Selon ce rapport, auquel l’AFP a eu accès, les employés de la SMP Wagner, dont le nombre est estimé à « à pas plus de 800 à 1.200 », fournissent un « soutien technique pour la réparation de véhicules militaires, participent à des combats et à des opérations d’influence » et ont aidé l’ANL dans les domaines de « l’artillerie, du contrôle aérien, fourni une expertise dans les contre-mesures électroniques et déployé des tireurs d’élite. » Et d’ajouter : « Leur implication a agi comme un multiplicateur de force. »

Des employés du groupe Russkie System Bezopasnosti [RSB] sont également présent en Libye. Selon le rapport, ils assurent la « maintenance et la réparation des aéronefs militaires ». Et la présence des SMP « Moran Security Group » et « Schit Security Group » a été signalée à Benghazi depuis le janvier.

« Les informations obtenues par le groupe d’experts montrent que les relations entre les HAF [troupes de Haftar] et leurs homologues du PMC [mercenaires] ont été initialement tendues et que, même après un an de déploiement, des tensions persistaient entre les deux groupes », est-il avancé dans le document.

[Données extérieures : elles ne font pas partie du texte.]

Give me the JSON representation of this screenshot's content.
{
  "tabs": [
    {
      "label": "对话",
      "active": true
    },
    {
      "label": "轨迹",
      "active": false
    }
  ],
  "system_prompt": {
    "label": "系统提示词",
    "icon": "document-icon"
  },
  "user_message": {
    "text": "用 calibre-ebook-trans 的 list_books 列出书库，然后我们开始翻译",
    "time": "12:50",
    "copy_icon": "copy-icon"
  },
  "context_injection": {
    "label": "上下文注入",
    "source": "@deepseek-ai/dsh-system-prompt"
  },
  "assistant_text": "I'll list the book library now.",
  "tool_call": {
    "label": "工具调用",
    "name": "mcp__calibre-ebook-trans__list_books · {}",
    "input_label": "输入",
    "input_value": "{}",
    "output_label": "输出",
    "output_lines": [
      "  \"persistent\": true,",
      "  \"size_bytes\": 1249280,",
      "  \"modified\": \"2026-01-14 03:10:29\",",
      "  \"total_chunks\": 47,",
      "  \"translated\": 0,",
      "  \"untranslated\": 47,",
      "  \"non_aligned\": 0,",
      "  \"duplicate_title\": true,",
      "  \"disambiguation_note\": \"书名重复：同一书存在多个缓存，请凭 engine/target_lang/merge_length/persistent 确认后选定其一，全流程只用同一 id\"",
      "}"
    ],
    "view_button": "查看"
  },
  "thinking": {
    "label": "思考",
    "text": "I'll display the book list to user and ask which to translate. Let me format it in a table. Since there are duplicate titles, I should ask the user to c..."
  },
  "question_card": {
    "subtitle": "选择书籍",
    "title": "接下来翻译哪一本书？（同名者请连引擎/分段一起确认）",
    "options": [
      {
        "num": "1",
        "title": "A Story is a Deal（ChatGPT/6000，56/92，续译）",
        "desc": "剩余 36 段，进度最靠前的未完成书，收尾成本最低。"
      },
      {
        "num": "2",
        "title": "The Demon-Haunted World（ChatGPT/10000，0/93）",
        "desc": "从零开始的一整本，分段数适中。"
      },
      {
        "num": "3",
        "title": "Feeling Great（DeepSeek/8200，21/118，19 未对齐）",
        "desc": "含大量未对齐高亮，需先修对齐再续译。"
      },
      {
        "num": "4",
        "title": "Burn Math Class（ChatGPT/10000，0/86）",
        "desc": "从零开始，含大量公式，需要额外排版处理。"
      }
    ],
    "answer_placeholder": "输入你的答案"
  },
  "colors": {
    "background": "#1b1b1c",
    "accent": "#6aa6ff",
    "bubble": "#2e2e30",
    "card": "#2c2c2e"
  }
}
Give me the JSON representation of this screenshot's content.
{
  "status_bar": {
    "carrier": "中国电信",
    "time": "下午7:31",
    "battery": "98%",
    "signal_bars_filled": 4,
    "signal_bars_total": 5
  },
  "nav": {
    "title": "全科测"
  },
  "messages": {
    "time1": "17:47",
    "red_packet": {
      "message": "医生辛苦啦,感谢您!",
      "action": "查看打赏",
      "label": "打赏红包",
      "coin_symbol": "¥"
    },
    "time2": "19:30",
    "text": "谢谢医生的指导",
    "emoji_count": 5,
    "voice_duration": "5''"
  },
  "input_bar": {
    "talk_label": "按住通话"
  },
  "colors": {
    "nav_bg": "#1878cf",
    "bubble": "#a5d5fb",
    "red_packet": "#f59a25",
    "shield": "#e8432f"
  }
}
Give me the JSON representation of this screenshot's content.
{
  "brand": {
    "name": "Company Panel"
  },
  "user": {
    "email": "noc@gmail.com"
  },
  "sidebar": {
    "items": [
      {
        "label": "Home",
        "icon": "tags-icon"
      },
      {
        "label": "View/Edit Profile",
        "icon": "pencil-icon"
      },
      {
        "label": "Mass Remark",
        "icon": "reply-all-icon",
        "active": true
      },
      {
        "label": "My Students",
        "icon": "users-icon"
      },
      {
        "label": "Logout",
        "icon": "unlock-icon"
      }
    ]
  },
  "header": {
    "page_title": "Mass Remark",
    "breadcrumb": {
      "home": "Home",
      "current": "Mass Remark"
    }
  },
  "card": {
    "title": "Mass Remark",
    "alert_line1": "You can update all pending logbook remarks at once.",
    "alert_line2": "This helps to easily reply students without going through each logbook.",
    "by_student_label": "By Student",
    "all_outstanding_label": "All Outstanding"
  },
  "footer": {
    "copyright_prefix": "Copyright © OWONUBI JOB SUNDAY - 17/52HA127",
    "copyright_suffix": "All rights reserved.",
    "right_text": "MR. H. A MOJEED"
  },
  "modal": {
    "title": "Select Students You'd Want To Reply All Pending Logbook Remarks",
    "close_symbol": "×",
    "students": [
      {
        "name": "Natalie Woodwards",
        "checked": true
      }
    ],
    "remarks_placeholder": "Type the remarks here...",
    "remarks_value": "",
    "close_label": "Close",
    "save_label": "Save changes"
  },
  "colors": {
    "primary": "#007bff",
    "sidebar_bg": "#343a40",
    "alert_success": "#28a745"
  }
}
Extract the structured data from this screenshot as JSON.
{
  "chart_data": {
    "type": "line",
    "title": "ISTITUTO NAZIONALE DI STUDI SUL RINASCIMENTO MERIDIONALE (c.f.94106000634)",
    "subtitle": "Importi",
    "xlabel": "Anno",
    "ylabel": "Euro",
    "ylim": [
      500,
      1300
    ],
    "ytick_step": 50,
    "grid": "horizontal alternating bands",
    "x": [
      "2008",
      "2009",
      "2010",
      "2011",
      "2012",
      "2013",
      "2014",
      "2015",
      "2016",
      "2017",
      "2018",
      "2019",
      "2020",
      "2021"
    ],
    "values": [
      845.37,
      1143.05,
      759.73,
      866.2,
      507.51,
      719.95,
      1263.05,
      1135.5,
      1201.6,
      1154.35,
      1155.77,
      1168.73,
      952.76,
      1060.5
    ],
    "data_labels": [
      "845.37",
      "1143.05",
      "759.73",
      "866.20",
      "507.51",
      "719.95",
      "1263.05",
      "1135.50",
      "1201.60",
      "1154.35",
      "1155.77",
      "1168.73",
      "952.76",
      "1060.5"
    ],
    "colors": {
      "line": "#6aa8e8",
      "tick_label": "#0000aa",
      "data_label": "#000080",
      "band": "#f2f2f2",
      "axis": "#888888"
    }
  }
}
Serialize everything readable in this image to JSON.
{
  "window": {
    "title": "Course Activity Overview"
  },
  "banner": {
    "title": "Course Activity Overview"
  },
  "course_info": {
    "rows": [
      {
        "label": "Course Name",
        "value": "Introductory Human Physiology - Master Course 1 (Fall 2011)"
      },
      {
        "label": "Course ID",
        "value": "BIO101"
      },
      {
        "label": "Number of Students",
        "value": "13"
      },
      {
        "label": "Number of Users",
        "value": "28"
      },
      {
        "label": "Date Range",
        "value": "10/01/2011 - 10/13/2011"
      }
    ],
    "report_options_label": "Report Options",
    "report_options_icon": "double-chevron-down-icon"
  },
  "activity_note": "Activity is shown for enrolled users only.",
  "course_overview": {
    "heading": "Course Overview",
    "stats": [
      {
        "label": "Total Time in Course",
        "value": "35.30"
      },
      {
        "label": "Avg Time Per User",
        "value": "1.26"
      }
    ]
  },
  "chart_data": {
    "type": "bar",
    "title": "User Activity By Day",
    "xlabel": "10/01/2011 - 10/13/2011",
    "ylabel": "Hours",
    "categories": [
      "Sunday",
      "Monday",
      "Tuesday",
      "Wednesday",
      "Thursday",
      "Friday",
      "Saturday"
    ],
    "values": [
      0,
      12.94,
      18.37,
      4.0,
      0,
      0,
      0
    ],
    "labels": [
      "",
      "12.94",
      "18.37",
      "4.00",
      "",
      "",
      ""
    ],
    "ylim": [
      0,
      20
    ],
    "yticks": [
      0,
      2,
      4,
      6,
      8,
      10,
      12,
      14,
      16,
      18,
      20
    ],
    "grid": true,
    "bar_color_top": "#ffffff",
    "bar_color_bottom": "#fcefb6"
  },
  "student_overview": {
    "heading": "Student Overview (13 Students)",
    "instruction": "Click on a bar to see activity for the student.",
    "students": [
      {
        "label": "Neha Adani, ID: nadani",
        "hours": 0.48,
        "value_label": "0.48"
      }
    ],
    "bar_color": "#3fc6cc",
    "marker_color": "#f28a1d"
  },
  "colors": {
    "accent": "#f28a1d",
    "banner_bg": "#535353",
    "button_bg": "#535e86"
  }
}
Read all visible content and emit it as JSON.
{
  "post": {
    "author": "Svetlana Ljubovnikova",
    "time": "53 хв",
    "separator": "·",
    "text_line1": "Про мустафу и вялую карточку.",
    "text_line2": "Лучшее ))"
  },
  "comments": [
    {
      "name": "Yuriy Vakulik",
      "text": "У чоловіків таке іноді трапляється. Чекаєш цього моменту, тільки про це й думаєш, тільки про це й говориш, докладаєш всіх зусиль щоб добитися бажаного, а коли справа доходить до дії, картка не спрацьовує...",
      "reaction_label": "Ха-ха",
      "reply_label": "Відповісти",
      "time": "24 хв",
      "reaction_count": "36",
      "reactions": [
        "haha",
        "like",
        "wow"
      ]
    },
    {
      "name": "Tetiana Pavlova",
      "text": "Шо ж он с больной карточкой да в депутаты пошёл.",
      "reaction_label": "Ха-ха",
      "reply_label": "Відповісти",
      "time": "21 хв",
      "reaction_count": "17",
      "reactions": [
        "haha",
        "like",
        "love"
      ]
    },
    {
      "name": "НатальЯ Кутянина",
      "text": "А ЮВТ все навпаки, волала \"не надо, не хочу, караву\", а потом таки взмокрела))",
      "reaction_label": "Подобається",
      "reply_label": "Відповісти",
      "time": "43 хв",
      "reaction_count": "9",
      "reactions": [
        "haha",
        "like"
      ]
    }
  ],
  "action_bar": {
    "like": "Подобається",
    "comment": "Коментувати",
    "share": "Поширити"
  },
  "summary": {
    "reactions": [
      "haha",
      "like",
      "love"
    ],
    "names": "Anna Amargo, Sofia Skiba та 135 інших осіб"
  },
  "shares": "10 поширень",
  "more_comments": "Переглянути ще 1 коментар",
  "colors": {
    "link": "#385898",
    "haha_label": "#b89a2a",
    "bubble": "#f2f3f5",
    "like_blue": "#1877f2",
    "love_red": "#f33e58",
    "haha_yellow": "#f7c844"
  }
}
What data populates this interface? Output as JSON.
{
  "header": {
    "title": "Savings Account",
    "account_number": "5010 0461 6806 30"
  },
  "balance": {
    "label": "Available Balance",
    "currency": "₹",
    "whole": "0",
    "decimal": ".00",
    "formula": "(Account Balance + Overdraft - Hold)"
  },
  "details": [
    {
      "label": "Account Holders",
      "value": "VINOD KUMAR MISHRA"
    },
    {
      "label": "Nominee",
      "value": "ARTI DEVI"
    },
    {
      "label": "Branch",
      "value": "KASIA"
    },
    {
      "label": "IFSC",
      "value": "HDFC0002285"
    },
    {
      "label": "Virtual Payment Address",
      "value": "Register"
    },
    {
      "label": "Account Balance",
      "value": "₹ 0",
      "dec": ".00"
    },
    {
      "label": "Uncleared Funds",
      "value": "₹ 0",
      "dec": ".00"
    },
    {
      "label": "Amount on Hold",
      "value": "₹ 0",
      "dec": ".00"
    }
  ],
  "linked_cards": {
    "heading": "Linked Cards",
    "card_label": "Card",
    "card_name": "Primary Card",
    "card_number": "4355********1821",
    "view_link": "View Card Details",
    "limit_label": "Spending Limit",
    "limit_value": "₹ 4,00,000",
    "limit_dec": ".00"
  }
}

Enfin, le groupe d’experts affirme que des soldats syriens ont été envoyés auprès des troupes du maréchal Haftar… L’information, aussi inédite soit elle, n’est pas surprenante, Damas et Tobrouk ayant scellé leur rapprochement en mars dernier, la presse arabe ayant rapporté à l’époque que les « deux parties s’étaient engagées à se coordonner pour faire face à l’ ingérence et à l’agression turques contre les deux pays. » Il s’agissait en effet de répondre à l’arrivée, à Tripoli, de rebelles syriens recrutés par Ankara.